Our results have established common resting state networks in the extremely-preterm 19 year old brain and compared these to those present in a cohort of term-born peers. Of note we do not observe any striking differences in the types of pattern obtained. The only network demonstrating strong difference between extreme-preterm and term groups is the visual network. It is well known that preterm cohorts are more susceptible to visual impairment, and our results may represent a neuroimaging manifestation of this impairment, which is believed to be more than a retinal pathology and extend to the visual processing regions of the cortex. Our future work will bridge the gap between network-based neuroimaging and objective functional impairment in this cohort by obtaining measurements in tasks assessing visual processing.
[1] Marlow N. et al. Neurologic and Developmental Disability at Six Years of Age after Extremely Preterm Birth. N Engl J Med 2005; 352:9-19.
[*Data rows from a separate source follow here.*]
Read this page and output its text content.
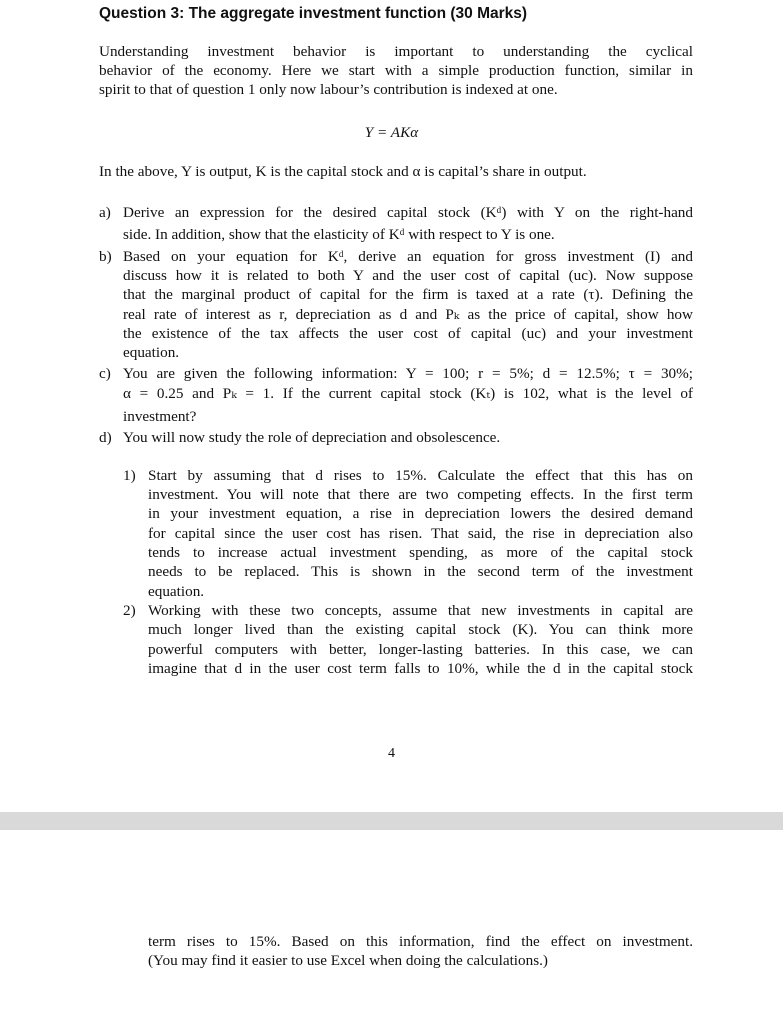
Question 3: The aggregate investment function (30 Marks)

Understanding investment behavior is important to understanding the cyclical

behavior of the economy. Here we start with a simple production function, similar in

spirit to that of question 1 only now labour’s contribution is indexed at one.

Y = AKα

In the above, Y is output, K is the capital stock and α is capital’s share in output.

a) Derive an expression for the desired capital stock (Kᵈ) with Y on the right-hand

side. In addition, show that the elasticity of Kᵈ with respect to Y is one.

b) Based on your equation for Kᵈ, derive an equation for gross investment (I) and

discuss how it is related to both Y and the user cost of capital (uc). Now suppose

that the marginal product of capital for the firm is taxed at a rate (τ). Defining the

real rate of interest as r, depreciation as d and Pₖ as the price of capital, show how

the existence of the tax affects the user cost of capital (uc) and your investment

equation.

c) You are given the following information: Y = 100; r = 5%; d = 12.5%; τ = 30%;

α = 0.25 and Pₖ = 1. If the current capital stock (Kₜ) is 102, what is the level of

investment?

d) You will now study the role of depreciation and obsolescence.

1) Start by assuming that d rises to 15%. Calculate the effect that this has on

investment. You will note that there are two competing effects. In the first term

in your investment equation, a rise in depreciation lowers the desired demand

for capital since the user cost has risen. That said, the rise in depreciation also

tends to increase actual investment spending, as more of the capital stock

needs to be replaced. This is shown in the second term of the investment

equation.

2) Working with these two concepts, assume that new investments in capital are

much longer lived than the existing capital stock (K). You can think more

powerful computers with better, longer-lasting batteries. In this case, we can

imagine that d in the user cost term falls to 10%, while the d in the capital stock

4

term rises to 15%. Based on this information, find the effect on investment.

(You may find it easier to use Excel when doing the calculations.)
[2] Blencowe et al. Preterm-associated visual impairment and estimates of retinopathy of prematurity at regional and global levels for 2010. Pediatr Res. 2013 Dec; 74(Suppl 1): 35–49.
[3] Cardoso et al.Geodesic Information Flows: Spatially-Variant Graphs and Their Application to Segmentation and Fusion. IEEE Trans Med Imaging. 2015 Sep;34(9):1976-88.
[4] Beckmann, C.F. and Smith, S.M., 2004. Probabilistic independent component analysis for functional magnetic resonance imaging. IEEE transactions on medical imaging, 23(2), pp.137-152.
[5] Beckmann, C.F., Mackay, C.E., Filippini, N. and Smith, S.M., 2009. Group comparison of resting-state FMRI data using multi-subject ICA and dual regression. Neuroimage, 47(Suppl 1), p.S148.